Артистка насторожилась.
— Началось с вашей туфельки, с ноги, которая ее носила, потом перешло на походку.
— Пока вы не добрались до лица…
— А тогда раскрылся весь человеческий облик. И сам я лишь после этого осознал себя. Осознал благодаря вам, Леа Терра. Другим, быть может, нужно испытывать срывы, несчастья. Я же переживал все в душе, потому что была женщина, которая так мастерски все изображала. Тогда же я сказал вслух: я люблю ее. — Он и сейчас испугался своих слов.
— Продолжайте, — потребовала она. — Что вы думали обо мне? Ведь это было почти вначале, я еще не прослыла бессердечной.
— Вы — бессердечны! Я живое доказательство противного. Я научился чувствовать лишь у вас.
— Неизменные успехи, и неизменно мнимые! — Она спросила, перегнувшись вперед и сложив руки: — Помните, граф Ланна? Туалеты с глубоким смыслом. Это было мое прозвище, в нем отразилась неприязнь двух лагерей: лагеря глубокого смысла и лагеря туалетов. За мной лично признавали утонченность и, пожалуй, талант. Но сердце? Сердце отрицали, как бы беззаветно я ни отдавалась изображаемой на сцене страсти.
— Вас окружают таким поклонением!
— Молоденькие девушки. Их тянет ко мне, как мышек к кошке. Им хочется узнать, откуда она черпает силу, но при этом они косятся на свою норку. Мужчины? В столице не найдется актрисы, у которой насчитывалось бы так мало настоящих связей, как у меня, несмотря на вечную толчею здесь, — закончила она откровенно.
— Вас ничто не может замарать, — сказал он, опустив глаза.
— Это вы себе внушили, — возразила она без насмешки.
— Правда, какие бы качества они в вас ни ценили, любить вашу человеческую сущность они не могут. Они страшатся ее. Каждый из них по сути ищет себе мышиную норку.
— Вы, граф Эрвин, ничего не страшитесь, — сказала она поощрительно.
— Чего бы я тогда стоил? — спросил он. — Нет, из созерцателя, собиравшего впечатления, возник некто, у кого эти впечатления породили жалость. Только тогда он превратился в человека, который любит вас и потому хочет вас спасти. Любить — значит хотеть.

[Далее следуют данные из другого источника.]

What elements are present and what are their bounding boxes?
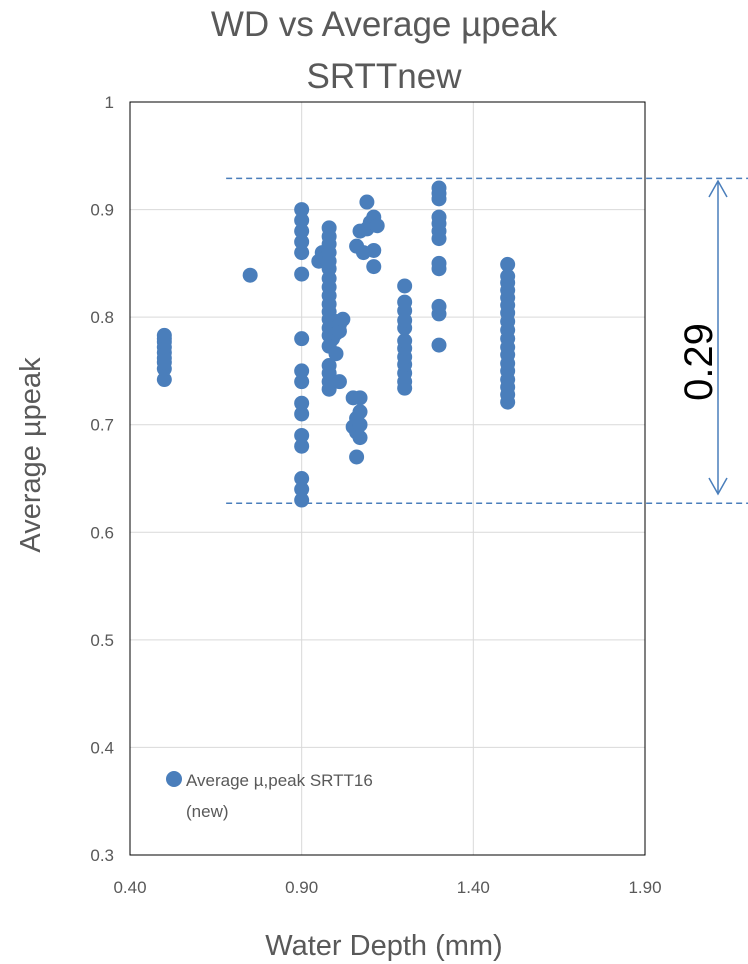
data-point — [294, 481, 310, 497]
data-point — [366, 242, 382, 258]
data-point — [294, 406, 310, 422]
range-arrow-head-bottom — [708, 477, 728, 496]
data-point — [294, 212, 310, 228]
y-tick-label: 1 — [105, 93, 114, 112]
y-tick-label: 0.8 — [90, 308, 114, 327]
data-point — [294, 363, 310, 379]
data-point — [397, 333, 413, 349]
data-point — [156, 327, 172, 343]
data-points — [156, 180, 516, 508]
data-point — [294, 266, 310, 282]
data-point — [431, 298, 447, 314]
data-point — [352, 404, 368, 420]
data-point — [366, 259, 382, 275]
range-annotation-label: 0.29 — [677, 323, 721, 401]
legend-label-line-2: (new) — [186, 802, 229, 821]
y-tick-label: 0.7 — [90, 416, 114, 435]
y-tick-label: 0.6 — [90, 523, 114, 542]
data-point — [294, 331, 310, 347]
y-tick-label: 0.5 — [90, 631, 114, 650]
data-point — [294, 202, 310, 218]
x-tick-label: 0.40 — [113, 878, 146, 897]
range-arrow-head-top — [708, 179, 728, 198]
legend-label-line-1: Average µ,peak SRTT16 — [186, 771, 373, 790]
data-point — [359, 194, 375, 210]
y-tick-label: 0.9 — [90, 201, 114, 220]
data-point — [331, 374, 347, 390]
y-axis-label: Average µpeak — [15, 357, 47, 553]
data-point — [500, 256, 516, 272]
data-point — [294, 234, 310, 250]
chart-title-line-2: SRTTnew — [307, 57, 463, 96]
y-tick-label: 0.3 — [90, 846, 114, 865]
reference-lines — [226, 177, 748, 504]
y-tick-labels: 0.3 0.4 0.5 0.6 0.7 0.8 0.9 1 — [90, 93, 114, 865]
data-point — [349, 449, 365, 465]
data-point — [352, 390, 368, 406]
data-point — [500, 268, 516, 284]
data-point — [331, 323, 347, 339]
data-point — [321, 358, 337, 374]
range-annotation: 0.29 — [677, 179, 728, 496]
data-point — [242, 267, 258, 283]
data-point — [294, 471, 310, 486]
data-point — [328, 346, 344, 362]
data-point — [294, 492, 310, 508]
y-tick-label: 0.4 — [90, 738, 114, 757]
data-point — [397, 294, 413, 310]
data-point — [369, 218, 385, 234]
data-point — [431, 209, 447, 225]
x-tick-labels: 0.40 0.90 1.40 1.90 — [113, 878, 661, 897]
x-axis-label: Water Depth (mm) — [265, 930, 502, 962]
data-point — [294, 395, 310, 411]
data-point — [294, 438, 310, 454]
data-point — [352, 417, 368, 433]
chart-title-line-1: WD vs Average µpeak — [211, 5, 558, 44]
data-point — [431, 337, 447, 353]
data-point — [156, 372, 172, 388]
x-tick-label: 0.90 — [285, 878, 318, 897]
data-point — [397, 278, 413, 294]
data-point — [294, 223, 310, 239]
legend: Average µ,peak SRTT16 (new) — [166, 771, 373, 821]
x-tick-label: 1.40 — [457, 878, 490, 897]
data-point — [431, 255, 447, 271]
data-point — [294, 427, 310, 443]
data-point — [294, 245, 310, 261]
legend-marker — [166, 771, 182, 787]
data-point — [431, 180, 447, 196]
data-point — [321, 220, 337, 236]
x-tick-label: 1.90 — [628, 878, 661, 897]
plot-area-border — [129, 101, 646, 856]
data-point — [352, 430, 368, 446]
data-point — [294, 374, 310, 390]
data-point — [335, 311, 351, 327]
gridlines — [129, 101, 646, 856]
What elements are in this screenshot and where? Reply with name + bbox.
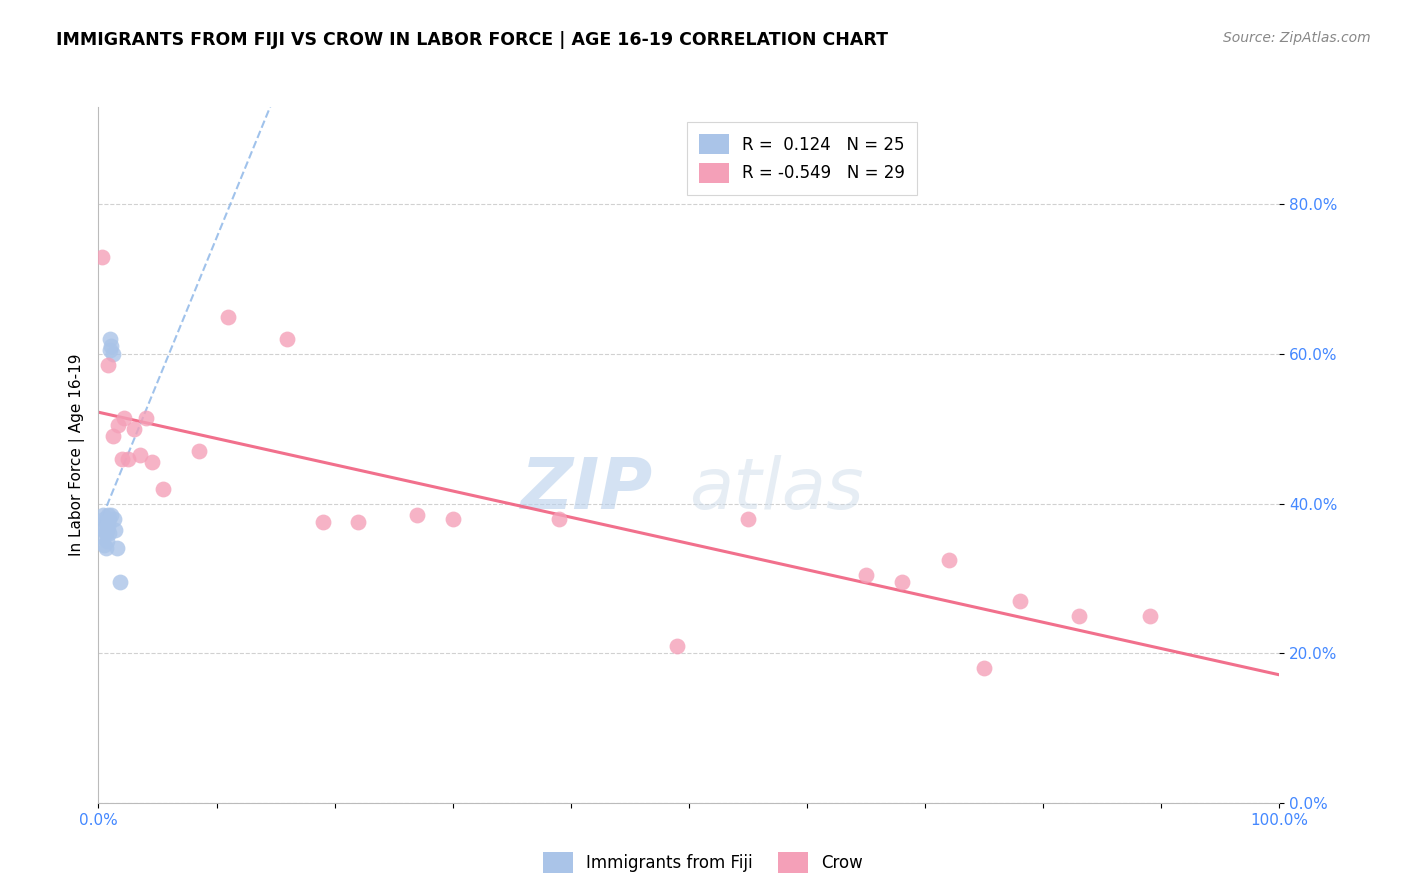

— Жалость? — Она состроила гримасу, напомнившую ее брага. — Если бы это мне сказали не вы… Мой друг, вы уже седеете. Сколько времени еще придется прощать вам мальчишеские промахи? Поговорим начистоту! Я жестоко страдала от господина Мангольфа чуть не полжизни. За то, чем я стала, ответственность несет он: и за мое искусство и за это все, — жестом охватывая комнату, где кресла, обитые гобеленом, глубокие козетки, треугольные плетеные диванчики в форме золоченых клеток стояли наготове для мужского гарема.
— Если бы я смел сказать вам все!
— Что еще? — спросила она неприязненно.
— О чем я мечтаю!
— Воображаю, о чем вы можете мечтать! — Она погрузилась в мысли и в свою боль.
Он созерцал ее, как на спектакле. Вздрагивание выразительной руки, трагически напрягшаяся шея, подчеркнутая мимика бровей и рта невольно делали зрителем того, кто сам изнемогал от душевной боли. Молчание. В стыде и муке от своей никчемности он стал искать портрет Мангольфа, который она взяла и не положила на место. Должно быть, она спрятала его у себя на груди!..
Но тут она сказала:
— Господин Мангольф достиг всего тоже не самостоятельно, он был связан с актрисой. О! Ему не так-то просто отвязаться, — с жестоким взглядом, от которого Эрвин побледнел. — Какое счастье стареть! — продолжала она, уже спокойнее. — Перед вами мне нечего рисоваться. — Она подлаживается к нему! Сердце у него забилось робкой радостью. — В застарелых чувствах всегда множество трещин. Но если они не теряют силы? Тогда кажется, будто они незаменимы. Смотрите не обожгитесь, Эрвин! — заключила она почти добродушно. Тут раздался звонок. Она торопливо досказала самое, на ее взгляд, важное: — У господина Мангольфа большие неприятности. Ему до смерти опостылело то, что разделяло нас. Стоит мне пожелать — и он все бросит, он потребует развода… — Но гости уже входили.